Conditional Image Generation with PixelCNN Decoders
Aaron van den Oord
and
Nal Kalchbrenner
and
Oriol Vinyals
and
Lasse Espeholt
and
Alex Graves
and
Koray Kavukcuoglu
arXiv e-Print archive - 2016 via Local arXiv
Keywords:
cs.CV, cs.LG
First published: 2016/06/16 (8 years ago) Abstract: This work explores conditional image generation with a new image density
model based on the PixelCNN architecture. The model can be conditioned on any
vector, including descriptive labels or tags, or latent embeddings created by
other networks. When conditioned on class labels from the ImageNet database,
the model is able to generate diverse, realistic scenes representing distinct
animals, objects, landscapes and structures.

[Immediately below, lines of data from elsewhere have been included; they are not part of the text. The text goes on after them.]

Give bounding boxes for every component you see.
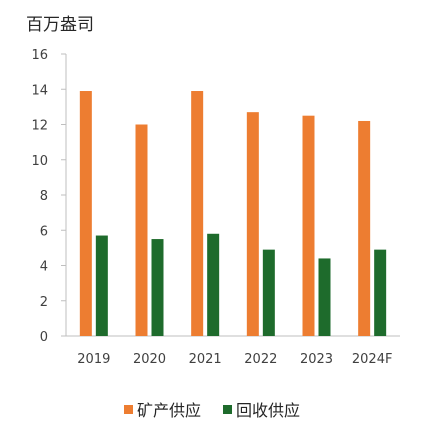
bar-recycle-supply [207,233,220,336]
bar-mine-supply [246,112,259,336]
legend-item-recycle-supply: 回收供应 [223,397,300,421]
bar-recycle-supply [151,239,164,336]
legend-label-recycle-supply: 回收供应 [236,401,301,420]
legend-swatch-recycle-supply [223,404,232,414]
y-tick-label: 0 [40,330,48,345]
y-tick-label: 2 [40,295,48,310]
bar-mine-supply [79,91,92,336]
x-tick-label: 2019 [77,352,110,367]
y-tick-label: 14 [31,83,48,98]
y-tick-label: 12 [31,119,48,134]
y-tick-label: 10 [31,154,48,169]
y-tick-label: 6 [40,224,48,239]
bar-mine-supply [135,124,148,336]
x-tick-label: 2020 [133,352,166,367]
legend: 矿产供应 回收供应 [0,397,424,421]
bar-mine-supply [358,120,371,336]
y-axis-unit-label: 百万盎司 [26,15,94,35]
x-tick-label: 2024F [352,352,393,367]
legend-item-mine-supply: 矿产供应 [123,397,201,421]
bar-mine-supply [191,91,204,336]
bar-recycle-supply [374,249,387,336]
bar-recycle-supply [95,235,108,336]
legend-swatch-mine-supply [123,404,133,414]
y-tick-label: 8 [40,189,48,204]
x-tick-label: 2023 [300,352,333,367]
x-tick-label: 2022 [244,352,277,367]
y-tick-label: 4 [40,260,48,275]
x-tick-label: 2021 [189,352,222,367]
bar-recycle-supply [318,258,331,336]
bar-mine-supply [302,115,315,336]
bar-recycle-supply [262,249,275,336]
legend-label-mine-supply: 矿产供应 [136,401,201,420]
y-tick-label: 16 [31,48,48,63]
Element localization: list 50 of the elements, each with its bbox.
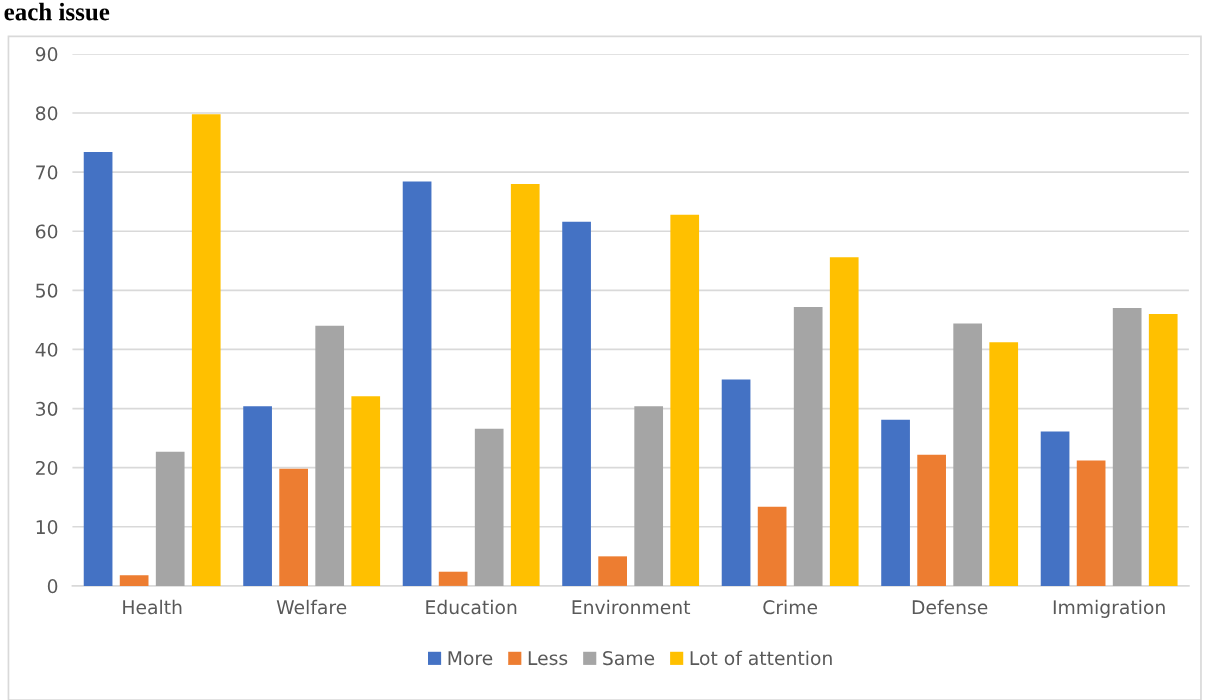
bar: [1040, 431, 1070, 586]
y-tick-label: 60: [35, 224, 58, 239]
x-tick-label: Environment: [572, 599, 691, 615]
bar: [598, 556, 627, 586]
bar: [757, 506, 787, 586]
bar: [402, 181, 432, 586]
x-tick-label: Defense: [912, 599, 988, 615]
y-tick-label: 10: [36, 520, 58, 535]
y-tick-label: 40: [35, 342, 58, 357]
y-tick-label: 90: [35, 47, 58, 62]
legend-label: More: [448, 651, 493, 666]
y-tick-label: 20: [36, 460, 58, 476]
y-tick-label: 30: [36, 401, 58, 416]
bar: [670, 214, 700, 586]
bar: [243, 406, 272, 586]
bar: [119, 575, 149, 586]
bar: [315, 325, 345, 586]
bar: [351, 396, 381, 586]
x-tick-label: Welfare: [276, 599, 347, 615]
bar: [562, 221, 591, 586]
bar: [881, 419, 910, 586]
bar: [510, 183, 540, 586]
bar: [279, 468, 308, 586]
bar: [474, 428, 504, 586]
bar: [1112, 308, 1142, 586]
bar: [953, 323, 983, 586]
x-tick-label: Crime: [763, 599, 818, 615]
y-tick-label: 50: [36, 283, 58, 298]
bar: [1148, 313, 1178, 586]
bar: [438, 571, 468, 586]
legend-label: Same: [603, 650, 655, 666]
x-tick-label: Health: [123, 599, 182, 615]
bar: [721, 379, 751, 586]
bar: [83, 152, 113, 586]
legend-label: Lot of attention: [690, 650, 832, 666]
bar: [829, 257, 859, 586]
bar: [155, 451, 185, 586]
legend-label: Less: [528, 651, 568, 666]
y-tick-label: 70: [36, 165, 58, 180]
chart-title: each issue: [4, 2, 110, 21]
x-tick-label: Education: [426, 599, 517, 615]
bar: [793, 306, 823, 586]
bar: [1076, 460, 1106, 586]
bar: [989, 342, 1019, 586]
y-tick-label: 80: [35, 106, 58, 121]
x-tick-label: Immigration: [1053, 599, 1165, 618]
y-tick-label: 0: [47, 579, 58, 594]
bar: [191, 114, 221, 586]
bar: [917, 454, 946, 586]
bar: [634, 406, 664, 586]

When conditioned on an embedding
produced by a convolutional network given a single image of an unseen face, it
generates a variety of new portraits of the same person with different facial
expressions, poses and lighting conditions. We also show that conditional
PixelCNN can serve as a powerful decoder in an image autoencoder. Additionally,
the gated convolutional layers in the proposed model improve the log-likelihood
of PixelCNN to match the state-of-the-art performance of PixelRNN on ImageNet,
with greatly reduced computational cost.